A denúncia de que, menos de uma semana após terem sido entregues durante a visita do presidente Jair Bolsonaro, já há casas do Residencial Solar, em São Mateus, colocadas à venda, não é uma novidade dentro do Minha Casa, Minha Vida, rebatizado de Casa Verde Amarela pelo atual governo. Há registros em todo o país de casos de mutuários contemplados no programa que vendem ou alugam o imóvel antes de quitar as prestações, sendo essa uma das principais irregularidades desde a criação do MCMV, em 2009. No Espírito Santo, nos condomínios Residencial Vila Velha 1 e 2, em Jabaeté, em Vila Velha, foram identificados 17 casos de repasse irregular de apartamentos a terceiros, em 2016.
Em São Mateus, a prefeitura identificou três anúncios, de pessoas diferentes, publicados em redes sociais com casas populares do Residencial Solar, no bairro Aroeira, à venda. Em uma das publicações, é possível ver o valor de um dos imóveis: R$ 22 mil. A questão é que, na faixa 1 do programa habitacional, os beneficiários só podem vender o imóvel quitado e, no caso de anteciparem a quitação, precisam previamente pagar o subsídio das parcelas. Essa proibição de venda se dá justamente pelo fato de o governo federal subsidiar até 90% dos valores das parcelas do financiamento.
O programa habitacional existe para garantir moradia, não lucro, para quem participa. A impossibilidade de comercializar o imóvel adquirido é a segurança que a União tem, como provedora, de que os recursos públicos investidos para garantir habitação a pessoas de baixa renda estejam de fato sendo aplicados dentro da finalidade do programa. Quando um mutuário negocia essas casas, ainda financiadas, ele se desvirtua dos objetivos e de certa forma se apropria de um bem público. E ainda tirando a oportunidade da casa própria de quem realmente quer um imóvel para viver.

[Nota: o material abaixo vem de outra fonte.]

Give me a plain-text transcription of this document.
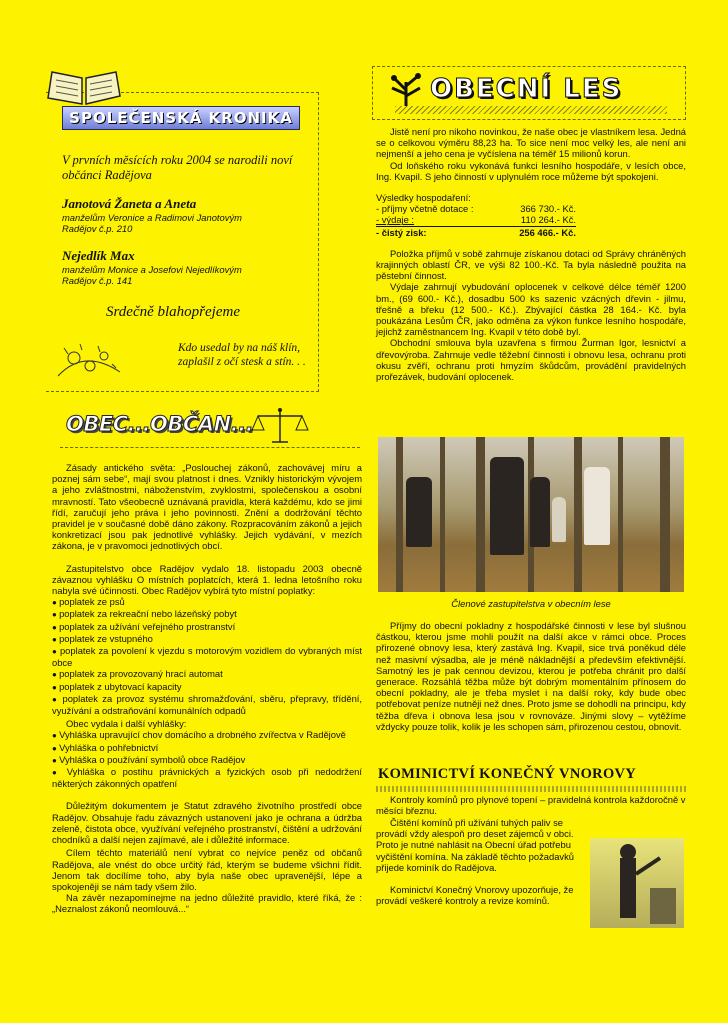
SPOLEČENSKÁ KRONIKA
V prvních měsících roku 2004 se narodili noví občánci Radějova
Janotová Žaneta a Aneta
manželům Veronice a Radimovi Janotovým
Radějov č.p. 210
Nejedlík Max
manželům Monice a Josefovi Nejedlíkovým
Radějov č.p. 141
Srdečně blahopřejeme
Kdo usedal by na náš klín,
zaplašil z očí stesk a stín. . .
OBEC...OBČAN...

Zásady antického světa: „Poslouchej zákonů, zachovávej míru a poznej sám sebe“, mají svou platnost i dnes. Vznikly historickým vývojem a jeho zvláštnostmi, náboženstvím, zvyklostmi, společenskou a osobní mravností. Tato všeobecně uznávaná pravidla, která každému, kdo se jimi řídí, zaručují jeho práva i jeho povinnosti. Znění a dodržování těchto pravidel je v současné době dáno zákony. Rozpracováním zákonů a jejich konkretizací jsou pak jednotlivé vyhlášky. Jejich vydávání, v mezích zákona, je v pravomoci jednotlivých obcí.

Zastupitelstvo obce Radějov vydalo 18. listopadu 2003 obecně závaznou vyhlášku O místních poplatcích, která 1. ledna letošního roku nabyla své účinnosti. Obec Radějov vybírá tyto místní poplatky:

● poplatek ze psů

● poplatek za rekreační nebo lázeňský pobyt

● poplatek za užívání veřejného prostranství

● poplatek ze vstupného

● poplatek za povolení k vjezdu s motorovým vozidlem do vybraných míst obce

● poplatek za provozovaný hrací automat

● poplatek z ubytovací kapacity

● poplatek za provoz systému shromažďování, sběru, přepravy, třídění, využívání a odstraňování komunálních odpadů

Obec vydala i další vyhlášky:

● Vyhláška upravující chov domácího a drobného zvířectva v Radějově

● Vyhláška o pohřebnictví

● Vyhláška o používání symbolů obce Radějov

● Vyhláška o postihu právnických a fyzických osob při nedodržení některých zákonných opatření

Důležitým dokumentem je Statut zdravého životního prostředí obce Radějov. Obsahuje řadu závazných ustanovení jako je ochrana a údržba zeleně, čistota obce, využívání veřejného prostranství, čištění a udržování chodníků a další nejen zajímavé, ale i důležité informace.

Cílem těchto materiálů není vybrat co nejvíce peněz od občanů Radějova, ale vnést do obce určitý řád, kterým se budeme všichni řídit. Jenom tak docílíme toho, aby byla naše obec upravenější, lépe a spokojeněji se nám tady všem žilo.

Na závěr nezapomínejme na jedno důležité pravidlo, které říká, že : „Neznalost zákonů neomlouvá...“

OBECNÍ LES

Jistě není pro nikoho novinkou, že naše obec je vlastníkem lesa. Jedná se o celkovou výměru 88,23 ha. To sice není moc velký les, ale není ani nejmenší a jeho cena je vyčíslena na téměř 15 milionů korun.

Od loňského roku vykonává funkci lesního hospodáře, v lesích obce, Ing. Kvapil. S jeho činností v uplynulém roce můžeme být spokojeni.

Výsledky hospodaření:

- příjmy včetně dotace :	366 730.- Kč.
- výdaje :	110 264.- Kč.
- čistý zisk:	256 466.- Kč.

Položka příjmů v sobě zahrnuje získanou dotaci od Správy chráněných krajinných oblastí ČR, ve výši 82 100.-Kč. Ta byla následně použita na pěstební činnost.

Výdaje zahrnují vybudování oplocenek v celkové délce téměř 1200 bm., (69 600.- Kč.), dosadbu 500 ks sazenic vzácných dřevin - jilmu, třešně a břeku (12 500.- Kč.). Zbývající částka 28 164.- Kč. byla poukázána Lesům ČR, jako odměna za výkon funkce lesního hospodáře, jejichž zaměstnancem Ing. Kvapil v této době byl.

Obchodní smlouva byla uzavřena s firmou Žurman Igor, lesnictví a dřevovýroba. Zahrnuje vedle těžební činnosti i obnovu lesa, ochranu proti okusu zvěří, ochranu proti hmyzím škůdcům, provádění pravidelných prořezávek, budování oplocenek.

Členové zastupitelstva v obecním lese

Příjmy do obecní pokladny z hospodářské činnosti v lese byl slušnou částkou, kterou jsme mohli použít na další akce v rámci obce. Proces přirozené obnovy lesa, který zastává Ing. Kvapil, sice trvá poněkud déle než masivní výsadba, ale je méně nákladnější a především efektivnější. Samotný les je pak cennou devizou, kterou je potřeba chránit pro další generace. Rozsáhlá těžba může být dobrým momentálním přínosem do obecní pokladny, ale je třeba myslet i na další roky, kdy bude obec potřebovat peníze nutněji než dnes. Proto jsme se dohodli na principu, kdy těžba dřeva i obnova lesa jsou v rovnováze. Jinými slovy – vytěžíme vždycky pouze tolik, kolik je les schopen sám, přirozenou cestou, obnovit.

KOMINICTVÍ KONEČNÝ VNOROVY

Kontroly komínů pro plynové topení – pravidelná kontrola každoročně v měsíci březnu.

Čištění komínů při užívání tuhých paliv se provádí vždy alespoň pro deset zájemců v obci. Proto je nutné nahlásit na Obecní úřad potřebu vyčištění komína. Na základě těchto požadavků přijede kominík do Radějova.

Kominictví Konečný Vnorovy upozorňuje, že provádí veškeré kontroly a revize komínů.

A entrega das obras do Residencial Solar ocorreu após seguidos atrasos no cronograma, gerando uma espera de quase 10 anos pelas 434 casas por centenas de famílias. Com a inauguração, apenas metade dos imóveis está autorizado para o uso. A prefeitura de São Mateus informou que nenhuma das unidades foi quitada e, portanto, as transações de venda, se confirmadas, são ilegais. Nem mesmo o aluguel se enquadra nas regras. A Secretaria de Assistência Social de São Mateus acionou a Polícia Civil para investigar o caso.
É importante averiguar se as pessoas que colocaram os imóveis à venda na internet foram contempladas e estariam tentando passá-los para frente ou se seria alguma espécie de vingança por alguém que não conseguiu uma casa no residencial. A própria secretaria aventou essas duas possibilidades.
Contudo, há registros de comércio ilegal de imóveis do programa habitacional em vários Estados do país, muitas vezes de forma organizada. Em Bauru, no interior de São Paulo, o Ministério Público Federal (MPF) chegou a investigar esse tipo de fraude há dois anos. Na época, 19 pessoas foram denunciadas à Justiça por crime de estelionato. A reportagem do G1 conseguiu inclusive flagrar um advogado que admitiu realizar contratos de gaveta. Ou seja, o negócio se dá sem que a Caixa Econômica Federal, que é a gestora do programa, tome conhecimento da venda. O banco, obviamente, não reconhece essa comercialização paralela.
Quem adquire imóveis dessa forma se arrisca, porque não há reconhecimento legal da compra. Se houver denúncia e ela se comprovar, o imóvel volta para a Caixa. Trata-se de um negócio ilegal e arriscado, mas na surdina acaba ocorrendo, diante da incapacidade de fiscalização. No caso de São Mateus, anúncios foram feitos na internet, só não se sabe ainda com qual propósito. Em um episódio tão explícito quanto esse, a investigação precisa ser rápida e objetiva, para impedir que a prática se dissemine.